Dzmitry Daniliuk, the Buckskill Winter Club’s personable 30-year-old Belarus-born hockey coach, began playing the sport in Minsk at the age of 6, soon after fleeing a ballet class in which his mother had enrolled him.
“But you would have had all those girls to yourself . . .”
“Yes, but you don’t think that way when you’re 6. Maybe when you’re 18. . . .”
At any rate, hockey has been, from his first moment on ice, Daniliuk’s first love.
“When I was a kid back home in my country, I would wake up at 5:30, and my dad would drive me to the rink. I would train for one hour, then go to school, and after school I would train for another hour, go home, do my homework. . . . Wake up at 5:30. . . . For eight years I did that, from 6 to 14. Train, train, train every day, summer too. For me it was hockey, hockey, hockey — I loved that. . . . If you love something it doesn’t matter. I love to spend time on the ice. When I wake up, at 5:45, at 6:45, I have a smile on my face.”
Hockey being in his opinion the most difficult sport to master, such concentration as he’d described would be required if one wanted to excel. “In my country,” he said, “any kid could play . . . they give you everything. Then, after a while, if you don’t play good in junior hockey, they say do something else.”
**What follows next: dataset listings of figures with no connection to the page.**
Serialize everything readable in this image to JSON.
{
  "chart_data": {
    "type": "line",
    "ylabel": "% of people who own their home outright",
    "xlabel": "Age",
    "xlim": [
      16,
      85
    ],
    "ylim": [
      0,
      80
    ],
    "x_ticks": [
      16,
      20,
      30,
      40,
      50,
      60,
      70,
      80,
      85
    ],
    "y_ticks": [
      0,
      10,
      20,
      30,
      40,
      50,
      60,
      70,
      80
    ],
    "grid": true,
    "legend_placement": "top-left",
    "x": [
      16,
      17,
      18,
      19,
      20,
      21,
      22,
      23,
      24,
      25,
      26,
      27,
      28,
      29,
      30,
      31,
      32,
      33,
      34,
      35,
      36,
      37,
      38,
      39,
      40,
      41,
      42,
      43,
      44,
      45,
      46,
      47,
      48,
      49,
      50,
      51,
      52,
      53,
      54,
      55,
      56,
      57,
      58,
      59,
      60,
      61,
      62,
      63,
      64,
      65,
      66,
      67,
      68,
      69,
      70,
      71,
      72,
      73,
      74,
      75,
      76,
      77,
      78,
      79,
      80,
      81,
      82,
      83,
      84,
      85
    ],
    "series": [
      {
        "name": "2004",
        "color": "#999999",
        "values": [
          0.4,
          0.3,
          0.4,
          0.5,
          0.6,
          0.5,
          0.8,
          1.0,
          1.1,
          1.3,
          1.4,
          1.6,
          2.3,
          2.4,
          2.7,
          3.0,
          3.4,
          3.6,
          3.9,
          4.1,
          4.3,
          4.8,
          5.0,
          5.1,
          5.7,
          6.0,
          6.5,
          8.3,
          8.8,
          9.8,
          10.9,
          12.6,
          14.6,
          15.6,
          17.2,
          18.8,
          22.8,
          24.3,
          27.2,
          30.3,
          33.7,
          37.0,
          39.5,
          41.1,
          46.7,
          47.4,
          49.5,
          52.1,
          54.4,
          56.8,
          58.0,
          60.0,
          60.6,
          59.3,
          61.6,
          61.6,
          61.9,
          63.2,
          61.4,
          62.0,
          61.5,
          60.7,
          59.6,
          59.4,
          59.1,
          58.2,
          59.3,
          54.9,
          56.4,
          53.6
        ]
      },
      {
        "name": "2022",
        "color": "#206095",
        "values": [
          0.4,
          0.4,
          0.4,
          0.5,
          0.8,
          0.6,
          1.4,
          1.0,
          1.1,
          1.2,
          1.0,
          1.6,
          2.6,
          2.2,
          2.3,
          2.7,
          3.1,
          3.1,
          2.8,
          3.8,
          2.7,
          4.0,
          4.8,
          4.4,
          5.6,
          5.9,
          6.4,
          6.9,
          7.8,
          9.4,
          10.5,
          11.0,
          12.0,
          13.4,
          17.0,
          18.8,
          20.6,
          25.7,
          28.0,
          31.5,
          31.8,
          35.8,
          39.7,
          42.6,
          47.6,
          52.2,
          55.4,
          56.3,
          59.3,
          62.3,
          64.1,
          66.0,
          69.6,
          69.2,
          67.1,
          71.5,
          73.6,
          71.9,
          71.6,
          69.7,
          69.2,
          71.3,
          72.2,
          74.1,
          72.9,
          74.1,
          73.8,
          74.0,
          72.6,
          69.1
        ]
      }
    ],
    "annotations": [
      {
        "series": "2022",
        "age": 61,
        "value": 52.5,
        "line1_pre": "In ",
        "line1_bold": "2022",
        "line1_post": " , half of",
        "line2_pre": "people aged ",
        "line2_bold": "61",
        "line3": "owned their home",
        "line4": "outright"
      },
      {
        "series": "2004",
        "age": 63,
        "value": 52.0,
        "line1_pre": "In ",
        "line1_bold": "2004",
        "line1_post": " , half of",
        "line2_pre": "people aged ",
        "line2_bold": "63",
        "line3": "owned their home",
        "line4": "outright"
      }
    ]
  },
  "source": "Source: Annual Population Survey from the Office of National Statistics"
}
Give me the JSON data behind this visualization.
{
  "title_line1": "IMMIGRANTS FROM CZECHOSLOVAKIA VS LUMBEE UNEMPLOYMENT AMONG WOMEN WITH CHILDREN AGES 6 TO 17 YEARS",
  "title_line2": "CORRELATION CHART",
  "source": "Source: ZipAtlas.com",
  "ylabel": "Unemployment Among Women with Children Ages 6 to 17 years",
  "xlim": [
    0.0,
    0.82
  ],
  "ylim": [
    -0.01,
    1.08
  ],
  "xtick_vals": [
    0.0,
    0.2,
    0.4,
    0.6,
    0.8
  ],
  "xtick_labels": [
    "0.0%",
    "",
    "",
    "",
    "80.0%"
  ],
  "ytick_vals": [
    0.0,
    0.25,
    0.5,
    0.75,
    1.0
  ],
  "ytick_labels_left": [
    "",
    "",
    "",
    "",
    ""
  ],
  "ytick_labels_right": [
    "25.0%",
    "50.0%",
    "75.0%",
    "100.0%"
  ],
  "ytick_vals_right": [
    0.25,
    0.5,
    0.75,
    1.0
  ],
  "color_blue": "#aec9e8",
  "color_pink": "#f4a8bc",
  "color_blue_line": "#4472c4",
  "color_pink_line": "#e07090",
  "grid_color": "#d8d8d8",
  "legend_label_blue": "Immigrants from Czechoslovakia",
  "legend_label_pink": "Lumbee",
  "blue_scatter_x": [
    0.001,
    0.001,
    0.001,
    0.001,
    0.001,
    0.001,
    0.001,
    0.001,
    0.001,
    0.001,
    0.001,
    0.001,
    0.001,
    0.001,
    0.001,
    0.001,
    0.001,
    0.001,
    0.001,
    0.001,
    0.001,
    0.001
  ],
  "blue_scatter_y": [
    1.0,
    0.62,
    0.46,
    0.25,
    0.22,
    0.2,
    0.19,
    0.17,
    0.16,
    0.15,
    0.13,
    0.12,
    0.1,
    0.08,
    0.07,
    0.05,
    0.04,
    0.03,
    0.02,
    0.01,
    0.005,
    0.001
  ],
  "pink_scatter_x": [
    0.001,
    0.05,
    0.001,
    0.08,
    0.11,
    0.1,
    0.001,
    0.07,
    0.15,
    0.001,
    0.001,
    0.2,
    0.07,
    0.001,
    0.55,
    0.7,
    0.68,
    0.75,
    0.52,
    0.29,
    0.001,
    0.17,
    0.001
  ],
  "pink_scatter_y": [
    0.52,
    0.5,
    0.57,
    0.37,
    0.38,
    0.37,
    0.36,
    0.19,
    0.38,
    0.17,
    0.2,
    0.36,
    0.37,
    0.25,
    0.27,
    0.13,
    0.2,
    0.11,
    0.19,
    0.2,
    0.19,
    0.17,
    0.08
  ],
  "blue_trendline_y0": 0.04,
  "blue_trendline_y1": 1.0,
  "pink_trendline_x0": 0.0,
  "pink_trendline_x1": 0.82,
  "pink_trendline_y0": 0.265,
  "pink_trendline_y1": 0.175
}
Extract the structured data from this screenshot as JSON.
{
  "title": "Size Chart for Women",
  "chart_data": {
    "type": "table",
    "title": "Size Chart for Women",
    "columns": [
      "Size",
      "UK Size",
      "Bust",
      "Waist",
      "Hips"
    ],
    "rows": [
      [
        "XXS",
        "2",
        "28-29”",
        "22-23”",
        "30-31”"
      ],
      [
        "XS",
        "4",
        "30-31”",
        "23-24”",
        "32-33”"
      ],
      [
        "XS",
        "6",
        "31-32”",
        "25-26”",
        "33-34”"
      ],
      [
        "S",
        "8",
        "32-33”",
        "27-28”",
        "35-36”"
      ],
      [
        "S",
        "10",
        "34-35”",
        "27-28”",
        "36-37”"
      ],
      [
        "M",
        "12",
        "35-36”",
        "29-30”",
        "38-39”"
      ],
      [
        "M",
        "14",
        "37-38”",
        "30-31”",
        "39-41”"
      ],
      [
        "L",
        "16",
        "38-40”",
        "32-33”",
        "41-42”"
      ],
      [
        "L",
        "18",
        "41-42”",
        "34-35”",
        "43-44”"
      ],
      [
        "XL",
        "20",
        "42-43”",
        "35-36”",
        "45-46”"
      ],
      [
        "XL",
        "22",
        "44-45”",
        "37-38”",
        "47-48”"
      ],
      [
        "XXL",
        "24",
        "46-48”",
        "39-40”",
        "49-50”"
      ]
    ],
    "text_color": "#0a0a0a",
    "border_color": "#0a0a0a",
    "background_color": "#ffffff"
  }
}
As a defenseman, which he’s always been, Daniliuk, who forwent college for a decade-long professional career, in Belarus and in America, said, “First, you have to protect the goalie, then you have to make the first pass. . . . Ninety-five percent is mental. . . . Sometimes you hit someone, sometimes you just grab the puck . . . it depends on the situation.” As a defenseman, he could skate backward almost as fast as he could forward, he added.
Daniliuk first came to this country at the age of 16 — to Montauk (where his mother managed Joni’s restaurant) — and began playing with a Suffolk Police Athletic League travel team based at the Rinx in Hauppauge before returning to Belarus to play professional hockey there for four years, after which he played on professional teams, some of them just below the N.H.L. level, in a number of states here.
After 13 years of competitive play, and impeded by a nagging back injury, the interviewee turned, at 28, to coaching. He’s in his first season at Buckskill, where he gives hockey lessons on Mondays and Wednesdays to youngsters — some as young as 2 — and to students 15 and up. “I want to give them everything I’ve learned,” he said.
Bryan Wish, who coaches a South Fork high school freshman team, the Whalers, that plays in the Suffolk County High School Hockey League, and Daniliuk, who has coached U-16 and U-18 teams based in Riverhead, are working together to develop young hockey players here. But distraction-plagued young Americans would have to devote more time to training, he said, if they were to excel at the sport.
“Training two times a week is not enough. You don’t get better this way. You need to train four times a week and play on Saturday and Sunday.” He agreed that everyone needed a day off.
In parting, Buckskill’s coach said he wished — given the South Fork’s difficult traffic conditions — that East Hampton Town would build a covered rink.